The enjoyment of being taken, being used, knowing i’ll feel her for hours later, has led to the best orgasms of my life.
i am so aware of her owning my body during it that my body can’t help but respond with pleasure and desire.
Being able to feel love, to feel joy, to feel beautiful because she uses me for her pleasure is one of the most amazing surprises of my life. Before, in life, what i felt was powerful and primal. Those are grand things, certainly. Nothing compares to this, it is truly like my eyes are opened for the first time. i blush even writing this because it feels virginal to suddenly have a brand new understanding of this body and how it feels to have someone else own it.
i’ve not done more than elude to the sensational sex before. i am one of those people who won’t tell their best girlfriend anything more than it was great. i might not write about this again but i felt like it might be good for me to try and express it for once.
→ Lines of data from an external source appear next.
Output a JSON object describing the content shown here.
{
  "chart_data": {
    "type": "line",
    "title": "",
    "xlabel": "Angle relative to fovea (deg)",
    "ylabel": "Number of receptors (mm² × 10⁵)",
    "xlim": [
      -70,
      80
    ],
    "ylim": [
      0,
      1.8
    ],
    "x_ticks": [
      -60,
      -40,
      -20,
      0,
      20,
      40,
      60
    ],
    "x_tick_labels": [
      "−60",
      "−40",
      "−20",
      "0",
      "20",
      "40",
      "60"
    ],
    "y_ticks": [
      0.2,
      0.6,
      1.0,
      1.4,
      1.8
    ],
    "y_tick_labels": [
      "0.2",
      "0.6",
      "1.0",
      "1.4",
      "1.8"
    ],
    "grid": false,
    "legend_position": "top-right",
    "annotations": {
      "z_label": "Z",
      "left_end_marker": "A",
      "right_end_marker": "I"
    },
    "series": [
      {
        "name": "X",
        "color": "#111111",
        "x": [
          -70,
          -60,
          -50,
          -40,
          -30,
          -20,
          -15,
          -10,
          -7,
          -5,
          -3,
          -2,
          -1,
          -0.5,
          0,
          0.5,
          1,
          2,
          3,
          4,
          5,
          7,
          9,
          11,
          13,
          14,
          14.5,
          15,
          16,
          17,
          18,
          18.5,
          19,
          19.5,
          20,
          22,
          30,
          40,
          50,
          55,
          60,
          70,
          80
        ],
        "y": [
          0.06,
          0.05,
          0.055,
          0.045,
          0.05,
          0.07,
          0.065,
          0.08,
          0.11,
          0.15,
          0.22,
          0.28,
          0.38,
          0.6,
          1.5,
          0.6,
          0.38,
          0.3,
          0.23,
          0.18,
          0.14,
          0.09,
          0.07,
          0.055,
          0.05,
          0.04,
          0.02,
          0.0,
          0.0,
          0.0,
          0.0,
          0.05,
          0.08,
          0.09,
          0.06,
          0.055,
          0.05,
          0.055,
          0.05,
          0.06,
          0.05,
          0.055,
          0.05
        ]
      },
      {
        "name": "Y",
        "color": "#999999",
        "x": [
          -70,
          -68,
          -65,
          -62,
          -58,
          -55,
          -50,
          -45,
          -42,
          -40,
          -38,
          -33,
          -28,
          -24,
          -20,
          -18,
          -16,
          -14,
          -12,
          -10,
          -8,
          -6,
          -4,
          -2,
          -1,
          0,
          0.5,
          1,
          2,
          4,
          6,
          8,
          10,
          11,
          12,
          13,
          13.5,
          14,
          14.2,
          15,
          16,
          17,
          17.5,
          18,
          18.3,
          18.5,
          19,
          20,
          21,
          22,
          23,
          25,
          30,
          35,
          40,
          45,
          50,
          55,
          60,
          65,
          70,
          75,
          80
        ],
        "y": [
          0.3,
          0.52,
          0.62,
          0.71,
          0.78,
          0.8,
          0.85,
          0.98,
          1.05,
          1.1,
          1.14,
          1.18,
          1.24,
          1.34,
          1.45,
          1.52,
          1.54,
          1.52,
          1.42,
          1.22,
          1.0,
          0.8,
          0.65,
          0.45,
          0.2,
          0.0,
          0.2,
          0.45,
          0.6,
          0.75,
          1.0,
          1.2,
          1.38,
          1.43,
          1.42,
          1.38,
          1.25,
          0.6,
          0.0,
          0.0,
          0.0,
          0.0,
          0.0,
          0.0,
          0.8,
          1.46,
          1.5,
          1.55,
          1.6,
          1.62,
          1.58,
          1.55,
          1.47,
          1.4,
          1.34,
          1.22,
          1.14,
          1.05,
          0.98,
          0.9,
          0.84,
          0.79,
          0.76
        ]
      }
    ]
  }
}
Master, every time you have had me, i look at you at think you amaze me. i thank you for the gift of trusting me with your beautiful body and soul and for giving me the gift of being yours, body and soul. i am your vessel, your slave, your altar, and your girl. i long to have you alter my body in some permanent way. It’s no accident that i have never had any other piercings or tattoos or brands. i kept that part of myself, defiant because i wasn’t owned and i wanted something special to offer one day. It’s yours, whenever you choose. i adore you. Always.